Jusqu’à présent, et officiellement, l’action de la France en Libye comporte trois axes : participation à l’opération européenne EUNAVFOR Sophia, dans le but – non atteint – et de lutter contre les réseaux de passeurs de migrants et de faire respecter l’embargo sur les armes, missions de recueil de renseignements sur les groupes jihadistes présents dans le pays et efforts diplomatiques visant à réconcilier le gouvernement d’union nationale (GNA), formé sous l’égide des Nations unies, avec celui établi à al-Bayda et soutenu par le Parlement libyen élu en juin 2014.

Plus officieusement, la France serait plus « offensive » contre les jihadistes, avec la présence de forces spéciales et de militaires du Service action de la DGSE auprès des forces du maréchal Khalifa Haftar, hostile au GNA. En outre, l’aviation française aurait été à l’origine d’une frappe aérienne contre Mokhtar Belmokhtar, le chef d’al-Mourabitoune.

Qu’en sera-t-il avec le président Macron? le ministère des Affaires étrangères, désormais dirigé par Jean-Yves Le Drian, qui connaît très bien le dossier, en a donné un aperçu, le 18 mai.

« En lien avec nos partenaires européens et les pays voisins de la Libye, la France étudiera les modalités du renforcement de son action politique et de sécurité, en vue du redressement des institutions libyennes et notamment d’une armée capable de défaire les terroristes », a en effet indiqué un porte-parole du Quai d’Orsay.

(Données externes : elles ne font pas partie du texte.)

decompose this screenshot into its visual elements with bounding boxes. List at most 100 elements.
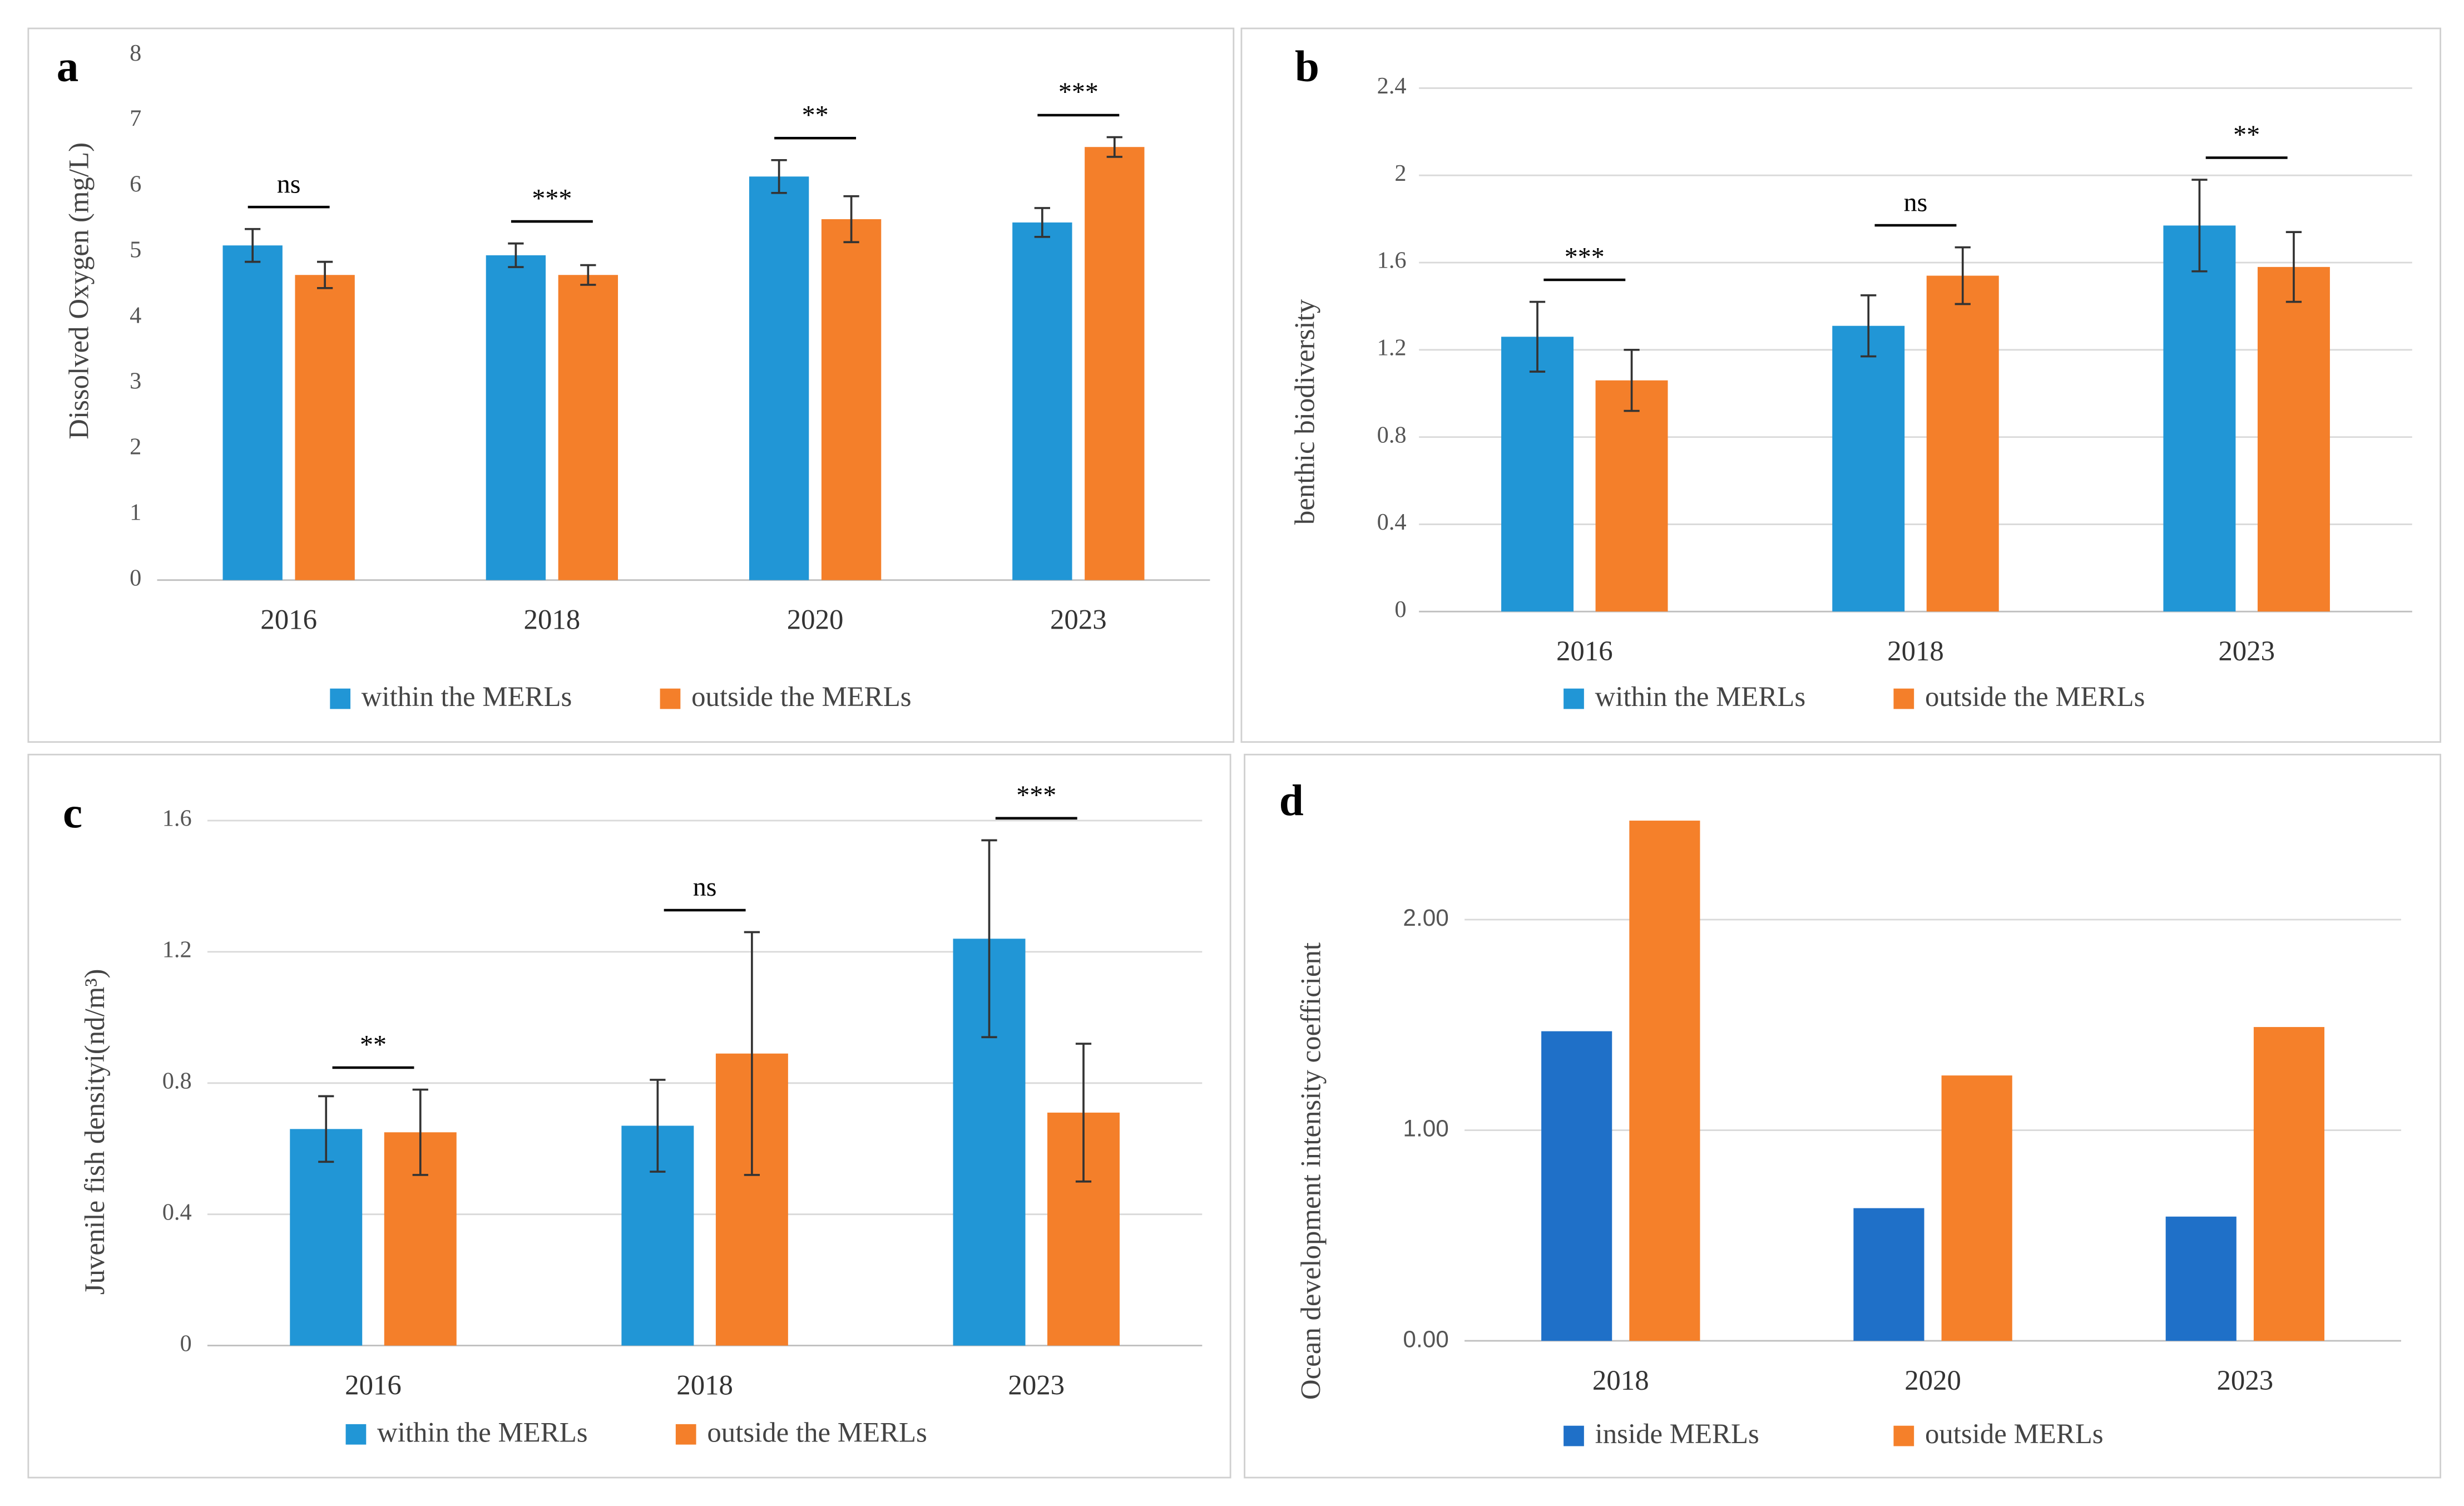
bar	[2163, 225, 2236, 612]
bar	[2253, 1027, 2325, 1341]
y-tick-label: 2.00	[1403, 905, 1448, 931]
legend-swatch	[1893, 688, 1914, 709]
significance-label: ns	[277, 169, 301, 199]
y-tick-label: 2.4	[1377, 73, 1407, 99]
legend-label: within the MERLs	[1595, 681, 1806, 712]
panel-frame	[27, 27, 1235, 743]
x-tick-label: 2023	[1008, 1370, 1065, 1401]
legend-swatch	[1563, 688, 1584, 709]
x-tick-label: 2023	[2217, 1365, 2274, 1396]
x-tick-label: 2023	[2218, 635, 2275, 666]
significance-label: ***	[1058, 77, 1099, 107]
error-bar	[245, 228, 261, 263]
y-tick-label: 1.6	[162, 806, 192, 832]
bar	[1853, 1208, 1924, 1341]
error-bar	[1034, 207, 1050, 238]
bar	[2165, 1216, 2237, 1341]
bar	[558, 275, 619, 580]
error-bar	[1955, 246, 1971, 305]
y-tick-label: 5	[130, 237, 141, 263]
error-bar	[744, 931, 760, 1176]
significance-label: **	[360, 1030, 387, 1059]
significance-label: ns	[693, 872, 717, 902]
y-tick-label: 1	[130, 499, 141, 525]
error-bar	[1624, 348, 1640, 412]
error-bar	[412, 1088, 428, 1176]
y-tick-label: 0	[1394, 596, 1406, 623]
y-axis-label: Dissolved Oxygen (mg/L)	[63, 142, 95, 440]
y-tick-label: 0.00	[1403, 1326, 1448, 1352]
bar	[1832, 325, 1905, 612]
panel-frame	[1240, 27, 2442, 743]
y-tick-label: 4	[130, 303, 141, 329]
bar	[1541, 1031, 1612, 1341]
panel-label: c	[63, 789, 82, 837]
bar	[290, 1129, 363, 1346]
legend-swatch	[345, 1424, 367, 1445]
bar	[486, 255, 546, 580]
significance-label: **	[2233, 120, 2260, 150]
legend-swatch	[1563, 1425, 1584, 1446]
y-tick-label: 2	[130, 434, 141, 460]
x-tick-label: 2020	[787, 604, 844, 635]
y-tick-label: 3	[130, 368, 141, 394]
y-axis-label: Ocean development intensity coefficient	[1295, 942, 1327, 1400]
x-tick-label: 2018	[676, 1370, 733, 1401]
error-bar	[650, 1079, 666, 1173]
y-tick-label: 0	[180, 1330, 191, 1356]
panel-label: d	[1279, 777, 1304, 825]
legend-label: outside the MERLs	[1925, 681, 2145, 712]
legend-label: inside MERLs	[1595, 1418, 1759, 1449]
y-tick-label: 1.6	[1377, 248, 1407, 274]
bar	[1926, 275, 1999, 612]
x-tick-label: 2023	[1050, 604, 1107, 635]
bar	[2257, 266, 2330, 612]
bar	[295, 275, 355, 580]
error-bar	[771, 159, 787, 194]
significance-label: ***	[532, 184, 572, 213]
error-bar	[843, 195, 859, 244]
bar	[1629, 821, 1700, 1341]
error-bar	[981, 839, 997, 1039]
legend-label: outside the MERLs	[691, 681, 911, 712]
legend-swatch	[675, 1424, 696, 1445]
significance-label: ***	[1016, 781, 1056, 810]
error-bar	[1106, 136, 1122, 158]
x-tick-label: 2020	[1904, 1365, 1961, 1396]
y-tick-label: 0.4	[1377, 509, 1407, 535]
y-tick-label: 0.4	[162, 1199, 192, 1225]
y-tick-label: 7	[130, 106, 141, 132]
y-axis-label: benthic biodiversity	[1289, 299, 1320, 525]
legend-label: within the MERLs	[377, 1416, 588, 1448]
y-tick-label: 2	[1394, 160, 1406, 186]
y-tick-label: 1.00	[1403, 1115, 1448, 1142]
significance-label: ns	[1904, 187, 1928, 217]
bar	[1501, 337, 1574, 612]
legend-swatch	[1893, 1425, 1914, 1446]
panel-label: b	[1295, 42, 1319, 91]
bar	[222, 245, 283, 580]
error-bar	[2191, 179, 2208, 273]
y-tick-label: 0	[130, 565, 141, 591]
error-bar	[1529, 300, 1546, 373]
error-bar	[580, 264, 596, 286]
y-axis-label: Juvenile fish densityi(nd/m³)	[79, 969, 110, 1295]
panel-label: a	[57, 42, 79, 91]
y-tick-label: 0.8	[1377, 422, 1407, 448]
bar	[749, 176, 809, 580]
bar	[1012, 222, 1072, 580]
y-tick-label: 6	[130, 171, 141, 197]
x-tick-label: 2018	[1887, 635, 1944, 666]
x-tick-label: 2016	[1556, 635, 1613, 666]
bar	[1595, 380, 1668, 612]
significance-label: ***	[1565, 242, 1605, 271]
panel-frame	[27, 753, 1231, 1479]
legend-label: outside the MERLs	[707, 1416, 927, 1448]
legend-label: within the MERLs	[362, 681, 572, 712]
error-bar	[508, 242, 524, 268]
error-bar	[316, 260, 333, 289]
y-tick-label: 0.8	[162, 1068, 192, 1094]
significance-label: **	[802, 101, 829, 130]
legend-swatch	[330, 688, 351, 709]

Alors que l’aide apportée par la France au maréchal Haftar n’était pas officiellement reconnue, afin de ménager le GNA conduit par Fayez al-Sarraj, il va en aller autrement. « La Libye a besoin de bâtir une armée nationale, avec la participation de toutes les forces qui luttent contre le terrorisme à travers le pays, incluant celles du général Haftar, sous l’autorité du pouvoir civil », a ajouté le porte-parole du ministère des Affaires étrangères.

Jusqu’à présent, l’attitude à adopter à l’égard des forces du maréchal Haftar [armée nationale libyenne, ndlr], considérées comme étant les mieux placées pour combattre le terrorisme, était une pomme de discorde entre le Quai d’Orsay et le ministère de la Défense, alors dirigé par M. Le Drian.